Die Karten sind gemischt – für Mark Pieth hat Österreich aus Antikorruptionssicht kein gutes Blatt.

Foto: APA/Barbara Gindl

Mark Pieth hat sich als Antikorruptionsexperte und Strafrechtsprofessor einen Namen gemacht und wurde von der OECD, Regierungen und anderen Organisationen zurate gezogen. Besonders bekannt wurde er im Kampf gegen Machenschaften des Fußballverbands Fifa. Die Casinos-Affäre müsste zum Rücktritt aller Beschuldigten führen, meint Pieth. Die Regierung fordert er zum Handeln auf. Und: Wegen der Vorwürfe könnten bestehende Lizenzen von Casinos und Novomatic in anderen Ländern infrage gestellt werden.

Bild nicht mehr verfügbar.

Joseph Blatter (links), der einst allmächtige Fußballpräsident, wurde von Mark Pieth 2015 mit Schmiergeldzahlungen in Verbindung gebracht. Darauf zensierte die Fifa den Untersuchungsbericht des Schweizer Professors.
Foto: Reuters/Arnd Wiegmann

STANDARD: Sie haben als Antikorruptionsexperte auch immer wieder Österreich im Blick. Wie beurteilen Sie die Bestechungsvorwürfe rund um die Bestellung von Peter Sidlo zum Finanzvorstand der Casinos?

Pieth: Ich war zehn Jahre lang Kasino-Aufseher in der Schweiz. In dieser Zeit haben wir Bewilligungen für 20 Kasinos erteilt, Novomatic und Casinos Austria sind da auch zum Zug gekommen. Die Spielbankenkommission in der Schweiz wird sich wohl damit beschäftigen müssen, ob Novomatic und Casinos Austria noch verlässliche Partner sind. Ganz unabhängig vom Strafrecht stellt sich die Frage: Wenn die solche Dinge machen, kann man die Betriebe dann noch weiter im Spielbankengeschäft berücksichtigen? Das ist wie bei Banken, die fit & proper sein müssen. Die Verdachtslage in Österreich klingt nicht nach fit & proper, sondern eher nach manipulativ.

STANDARD: Gilt das Ihrer Meinung nach auch für andere Länder?

Pieth: Alle Spielbankenkommissionen in Ländern, in denen Casinos Austria oder Novomatic in irgendeiner Form tätig sind, müssten sich die Frage stellen: Sind das noch valable Partner? Erfüllen sie noch die Grundbedingungen der Zuverlässigkeit?

Die Bestellung des mittlerweile abberufenen Finanzers Peter Sidlo brachte den Stein bei den Casinos ins Rollen.

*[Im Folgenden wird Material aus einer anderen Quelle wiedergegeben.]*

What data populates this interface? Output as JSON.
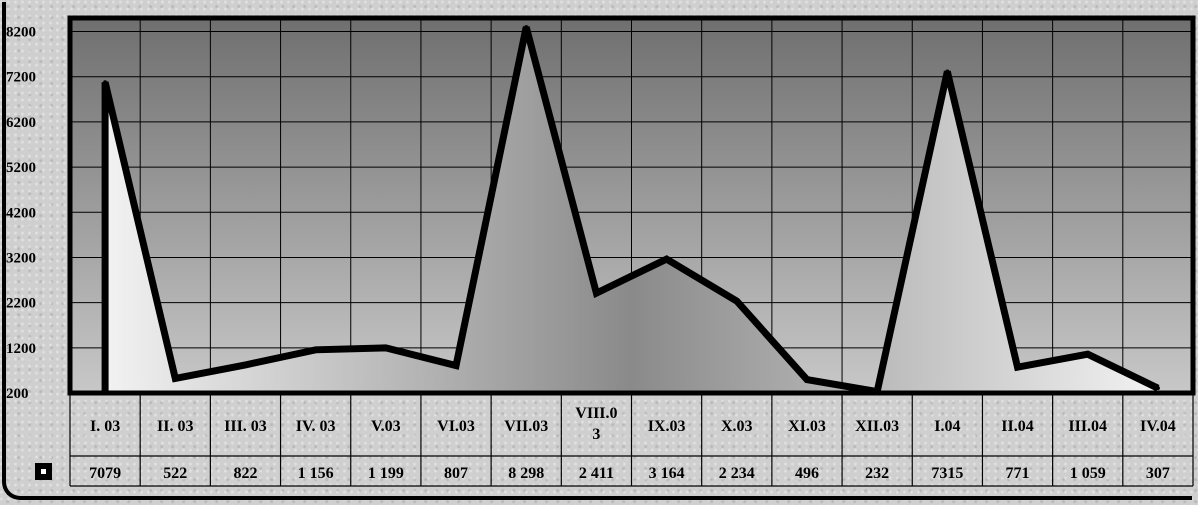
{
  "chart_data": {
    "type": "area",
    "categories": [
      "I. 03",
      "II. 03",
      "III. 03",
      "IV. 03",
      "V.03",
      "VI.03",
      "VII.03",
      "VIII.0 3",
      "IX.03",
      "X.03",
      "XI.03",
      "XII.03",
      "I.04",
      "II.04",
      "III.04",
      "IV.04"
    ],
    "category_lines": [
      [
        "I. 03"
      ],
      [
        "II. 03"
      ],
      [
        "III. 03"
      ],
      [
        "IV. 03"
      ],
      [
        "V.03"
      ],
      [
        "VI.03"
      ],
      [
        "VII.03"
      ],
      [
        "VIII.0",
        "3"
      ],
      [
        "IX.03"
      ],
      [
        "X.03"
      ],
      [
        "XI.03"
      ],
      [
        "XII.03"
      ],
      [
        "I.04"
      ],
      [
        "II.04"
      ],
      [
        "III.04"
      ],
      [
        "IV.04"
      ]
    ],
    "series": [
      {
        "values": [
          7079,
          522,
          822,
          1156,
          1199,
          807,
          8298,
          2411,
          3164,
          2234,
          496,
          232,
          7315,
          771,
          1059,
          307
        ]
      }
    ],
    "value_labels": [
      "7079",
      "522",
      "822",
      "1 156",
      "1 199",
      "807",
      "8 298",
      "2 411",
      "3 164",
      "2 234",
      "496",
      "232",
      "7315",
      "771",
      "1 059",
      "307"
    ],
    "yticks": [
      200,
      1200,
      2200,
      3200,
      4200,
      5200,
      6200,
      7200,
      8200
    ],
    "ylim": [
      200,
      8500
    ],
    "grid": true,
    "legend": "data-table",
    "colors": {
      "plot_top": "#6f6f6f",
      "plot_bottom": "#c8c8c8",
      "area_light": "#f2f2f2",
      "area_dark": "#8a8a8a",
      "line": "#000000",
      "legend_key": "#000000"
    }
  }
}
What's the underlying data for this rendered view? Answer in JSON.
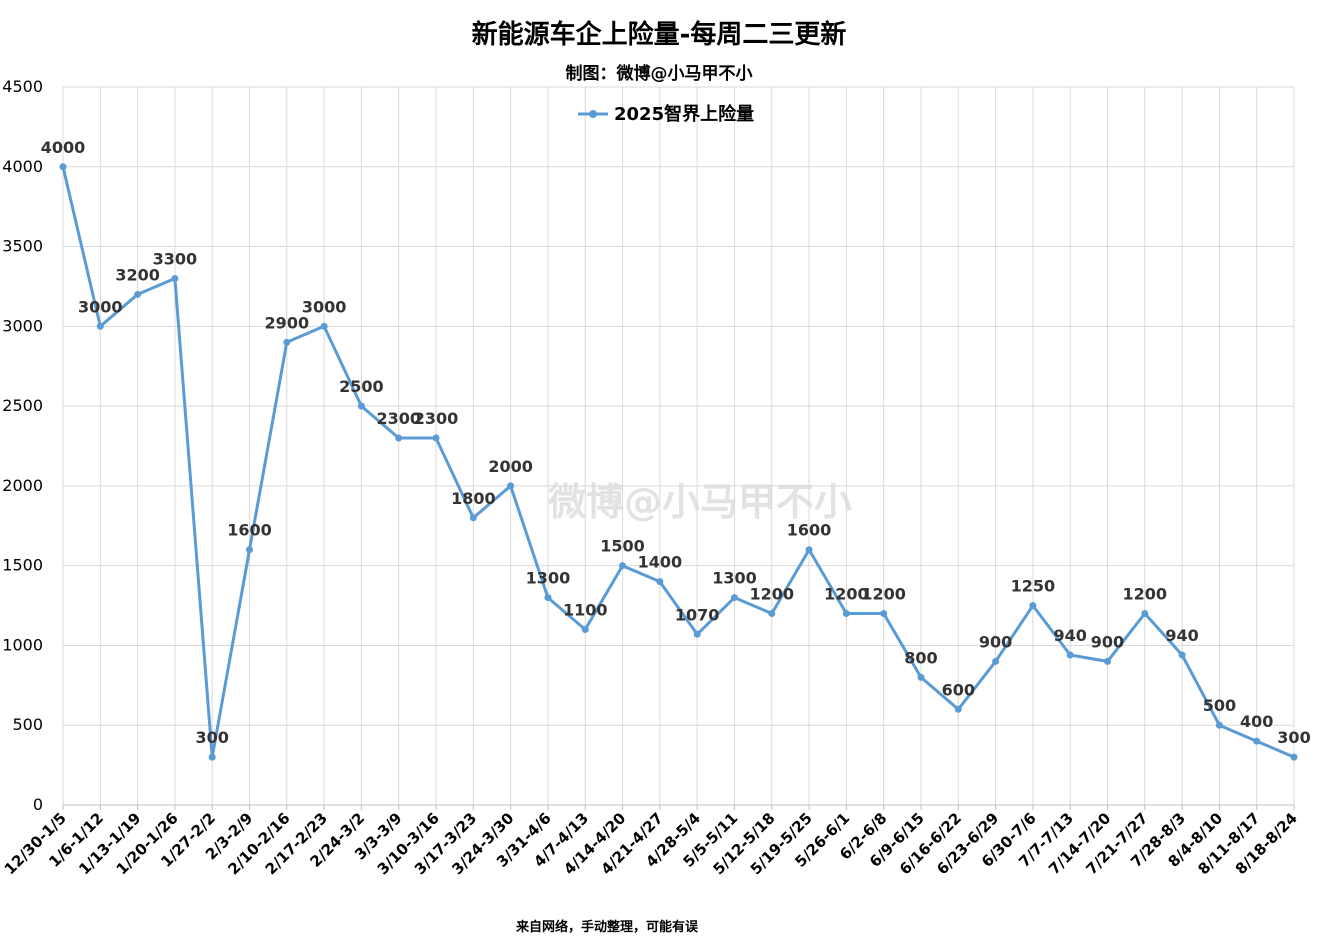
{
  "footer": "来自网络，手动整理，可能有误",
  "watermark": "微博@小马甲不小",
  "chart_data": {
    "type": "line",
    "title": "新能源车企上险量-每周二三更新",
    "subtitle": "制图：微博@小马甲不小",
    "xlabel": "",
    "ylabel": "",
    "ylim": [
      0,
      4500
    ],
    "yticks": [
      0,
      500,
      1000,
      1500,
      2000,
      2500,
      3000,
      3500,
      4000,
      4500
    ],
    "grid": true,
    "legend_position": "top-center",
    "categories": [
      "12/30-1/5",
      "1/6-1/12",
      "1/13-1/19",
      "1/20-1/26",
      "1/27-2/2",
      "2/3-2/9",
      "2/10-2/16",
      "2/17-2/23",
      "2/24-3/2",
      "3/3-3/9",
      "3/10-3/16",
      "3/17-3/23",
      "3/24-3/30",
      "3/31-4/6",
      "4/7-4/13",
      "4/14-4/20",
      "4/21-4/27",
      "4/28-5/4",
      "5/5-5/11",
      "5/12-5/18",
      "5/19-5/25",
      "5/26-6/1",
      "6/2-6/8",
      "6/9-6/15",
      "6/16-6/22",
      "6/23-6/29",
      "6/30-7/6",
      "7/7-7/13",
      "7/14-7/20",
      "7/21-7/27",
      "7/28-8/3",
      "8/4-8/10",
      "8/11-8/17",
      "8/18-8/24"
    ],
    "series": [
      {
        "name": "2025智界上险量",
        "color": "#5b9bd5",
        "values": [
          4000,
          3000,
          3200,
          3300,
          300,
          1600,
          2900,
          3000,
          2500,
          2300,
          2300,
          1800,
          2000,
          1300,
          1100,
          1500,
          1400,
          1070,
          1300,
          1200,
          1600,
          1200,
          1200,
          800,
          600,
          900,
          1250,
          940,
          900,
          1200,
          940,
          500,
          400,
          300
        ]
      }
    ]
  }
}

STANDARD: Novomatic soll für Sidlo gestimmt haben, weil dem Unternehmen Kasinolizenzen ins Aussicht gestellt worden seien, so die Staatsanwaltschaft. Wie beurteilen Sie die Verdachtslage strafrechtlich?

Pieth: Ob die Vorgänge strafrechtlich relevant sind, lässt sich nicht leicht beantworten. Meiner Meinung nach kann es ein geldwerter Vorteil sein, wenn ich sehr viel Geld erhalte und sehr wenig dafür leisten muss.

STANDARD: Novomatic hat jedenfalls keine Lizenzen erhalten. Ist das relevant?

Pieth: Die Bestechungsnormen sind so geschaffen, dass das Versprechen reicht. Das ist bereits strafbar.

STANDARD: Welches Sittenbild gibt Österreich nach Ibiza- und Casinos-Gate ab?

Pieth: Es ist schon auffällig, dass bei den Geschichten von Ibiza bis Casinos immer eine Partei im Zentrum steht. Das zeigt, wie riskant die FPÖ ist.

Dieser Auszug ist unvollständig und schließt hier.